I just reread Catcher in the Rye about 6 months ago and I still don't get all the hub-bub. Holden Caufield was a bitter, angry young man. So what else is new?

6:56 AM  
Anonymous TB said...

I feel the same way about Catcher in the Rye. I never understood why it was so "important", unless maybe it was the voice of a generation I'm not a part of. I guess that would explain why there are so many bitter, angry men in their late 50's out there.

7:46 AM  
Blogger wordgirl said...

I think you have to compare "Catcher in the Rye" with previous books of that generation. Holden Caulfield's voice was the first of its kind for that time. In fact, he was really before his time. Catcher was written in 1945, the same year WWII ended and most of the literature out there regarding American youth was geared toward the notion that empty-headed happiness was the way to go. That trend continued during the '50s when post-war America was all about putting a happy face on everything. Music, television, was all an illusion that no one in his/her right mind had any reason to be discontented with life. There was a crispness and originality to Salinger's words that stood out then. The grumpy men you see now in the late '50s were never a part of the generation Salinger described. Holden Caulfield and the other characters would be nearly 80. I think that a voice such as Caulfield's doesn't sound as original as it once did. You can't swing a cat without hitting a discontented youth (or adult) in this country. But back in the time this book was written, the overwhelming psychology was one that promoted a "lockstep mentality" with everyone being alike. To stand out of the crowd and yell, "life stinks" in that time was a big deal.

8:51 AM  
Blogger Shrinking Violet said...

You run girl! And thanks for telling off JD, ditto on this end!

10:58 AM  
Blogger theyellowwallpaper said...

Interesting post. Like so many others, I read Catcher in the Rye and related to the agnst. But, agree that the book seems more outdated with kids routinely wrapping themselves in the clock of anger and confusion.

11:38 AM  
Blogger Arabella said...

Very interesting. Thanks for this post.

I adored _Catcher_ when I first read it. I haven't been able to think about J.D. Salinger in the same way, though, since Joyce Maynard chronicled her affair with him, thereby, of course, subjecting herself to much ridicule and criticism and speculation that she was jealous because she was considerably less talented and prominent than him.

1:05 PM  
Blogger Misfit Hausfrau said...

I also loved Catcher in the Rye. I have no doubt that ol' JD probably has a touch of the agoraphobia. One of my former vendors was related to him (her father was his cousin.) She had never met him and her father hadn't seen him since they were kids. She said he had no contact with the family.

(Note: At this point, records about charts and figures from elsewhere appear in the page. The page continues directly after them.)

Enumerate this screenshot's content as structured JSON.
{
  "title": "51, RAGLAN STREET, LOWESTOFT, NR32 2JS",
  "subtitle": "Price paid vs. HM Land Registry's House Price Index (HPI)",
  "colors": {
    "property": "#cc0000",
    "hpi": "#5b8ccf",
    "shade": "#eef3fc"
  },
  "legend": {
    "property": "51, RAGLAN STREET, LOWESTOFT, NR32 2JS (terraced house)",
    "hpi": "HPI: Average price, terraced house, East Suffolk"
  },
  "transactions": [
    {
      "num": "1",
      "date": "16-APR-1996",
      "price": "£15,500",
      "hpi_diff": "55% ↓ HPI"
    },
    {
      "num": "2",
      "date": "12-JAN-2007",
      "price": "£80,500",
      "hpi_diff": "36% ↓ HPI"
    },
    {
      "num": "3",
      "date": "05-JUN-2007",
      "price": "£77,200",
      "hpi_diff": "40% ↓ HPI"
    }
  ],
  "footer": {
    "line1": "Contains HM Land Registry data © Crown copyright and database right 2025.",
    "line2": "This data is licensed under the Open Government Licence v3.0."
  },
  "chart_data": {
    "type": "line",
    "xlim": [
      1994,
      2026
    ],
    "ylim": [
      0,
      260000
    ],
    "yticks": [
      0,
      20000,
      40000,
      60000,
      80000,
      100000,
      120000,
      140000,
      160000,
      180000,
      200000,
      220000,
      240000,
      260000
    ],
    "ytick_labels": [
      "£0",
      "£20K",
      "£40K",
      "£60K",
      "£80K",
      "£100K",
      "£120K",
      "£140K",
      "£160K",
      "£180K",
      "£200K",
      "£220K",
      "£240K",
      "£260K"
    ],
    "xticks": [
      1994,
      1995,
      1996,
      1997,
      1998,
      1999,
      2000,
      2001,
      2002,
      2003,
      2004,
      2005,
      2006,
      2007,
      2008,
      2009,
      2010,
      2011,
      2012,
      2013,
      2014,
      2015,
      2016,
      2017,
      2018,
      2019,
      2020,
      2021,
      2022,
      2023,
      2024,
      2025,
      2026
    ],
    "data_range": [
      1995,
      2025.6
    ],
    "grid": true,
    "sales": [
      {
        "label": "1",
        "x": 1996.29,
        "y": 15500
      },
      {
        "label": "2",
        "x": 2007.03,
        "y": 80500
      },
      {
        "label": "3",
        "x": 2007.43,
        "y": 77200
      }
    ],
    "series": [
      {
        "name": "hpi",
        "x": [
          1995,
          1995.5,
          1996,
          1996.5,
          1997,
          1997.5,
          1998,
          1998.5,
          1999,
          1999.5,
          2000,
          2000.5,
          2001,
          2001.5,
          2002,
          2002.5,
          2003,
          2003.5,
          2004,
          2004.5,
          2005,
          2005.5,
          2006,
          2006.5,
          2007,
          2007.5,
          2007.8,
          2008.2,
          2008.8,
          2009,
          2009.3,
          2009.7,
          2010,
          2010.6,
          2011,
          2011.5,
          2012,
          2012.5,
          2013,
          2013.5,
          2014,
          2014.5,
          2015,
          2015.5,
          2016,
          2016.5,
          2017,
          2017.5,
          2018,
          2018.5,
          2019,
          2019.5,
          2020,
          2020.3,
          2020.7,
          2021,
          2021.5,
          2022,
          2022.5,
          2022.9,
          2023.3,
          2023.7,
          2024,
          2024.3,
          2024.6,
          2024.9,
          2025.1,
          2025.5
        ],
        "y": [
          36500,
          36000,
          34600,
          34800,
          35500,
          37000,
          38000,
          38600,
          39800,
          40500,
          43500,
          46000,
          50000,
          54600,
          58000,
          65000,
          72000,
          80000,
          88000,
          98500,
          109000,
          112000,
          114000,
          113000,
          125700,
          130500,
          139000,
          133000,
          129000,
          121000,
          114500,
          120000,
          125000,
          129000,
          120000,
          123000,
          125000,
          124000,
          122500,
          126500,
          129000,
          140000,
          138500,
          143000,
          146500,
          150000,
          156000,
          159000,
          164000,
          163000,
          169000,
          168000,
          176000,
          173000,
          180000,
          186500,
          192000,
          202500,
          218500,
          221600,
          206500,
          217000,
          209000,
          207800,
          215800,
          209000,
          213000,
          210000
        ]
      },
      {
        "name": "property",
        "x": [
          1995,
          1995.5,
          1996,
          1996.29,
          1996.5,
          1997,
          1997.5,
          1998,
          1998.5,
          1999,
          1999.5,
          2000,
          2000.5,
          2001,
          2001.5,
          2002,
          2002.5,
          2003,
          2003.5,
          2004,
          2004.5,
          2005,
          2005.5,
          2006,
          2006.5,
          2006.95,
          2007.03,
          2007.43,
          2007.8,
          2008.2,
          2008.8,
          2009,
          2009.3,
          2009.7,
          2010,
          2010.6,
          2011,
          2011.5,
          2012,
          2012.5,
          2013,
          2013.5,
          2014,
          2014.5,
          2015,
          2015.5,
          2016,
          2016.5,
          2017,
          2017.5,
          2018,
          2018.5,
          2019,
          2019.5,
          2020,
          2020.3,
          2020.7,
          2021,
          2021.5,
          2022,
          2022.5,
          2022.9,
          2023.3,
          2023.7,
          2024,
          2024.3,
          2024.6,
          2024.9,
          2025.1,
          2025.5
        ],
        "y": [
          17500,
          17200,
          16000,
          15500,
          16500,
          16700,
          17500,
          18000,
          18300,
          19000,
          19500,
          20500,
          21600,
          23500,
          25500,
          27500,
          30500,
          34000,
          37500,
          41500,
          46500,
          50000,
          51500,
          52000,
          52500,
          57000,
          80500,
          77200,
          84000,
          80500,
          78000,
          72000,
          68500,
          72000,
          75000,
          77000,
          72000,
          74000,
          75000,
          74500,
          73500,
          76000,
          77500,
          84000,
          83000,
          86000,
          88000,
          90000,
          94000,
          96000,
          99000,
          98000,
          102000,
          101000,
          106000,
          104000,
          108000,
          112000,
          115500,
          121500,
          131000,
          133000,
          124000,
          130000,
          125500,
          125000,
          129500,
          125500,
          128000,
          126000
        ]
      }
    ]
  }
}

I am also pissed that he hasn't published anything since.

4:13 PM  
Blogger Dan said...

Good luck with the running.

10:28 AM  
Blogger Brooke said...

I don't know why but Catcher in the Rye really spoke to me when I read it at a very very young age.

I always was a complicated child.

1:16 PM  
Blogger Abe Froman said...

Its the saddest conspiracy ever concoted. A friend of mine threw up on JD Salinger's lawn.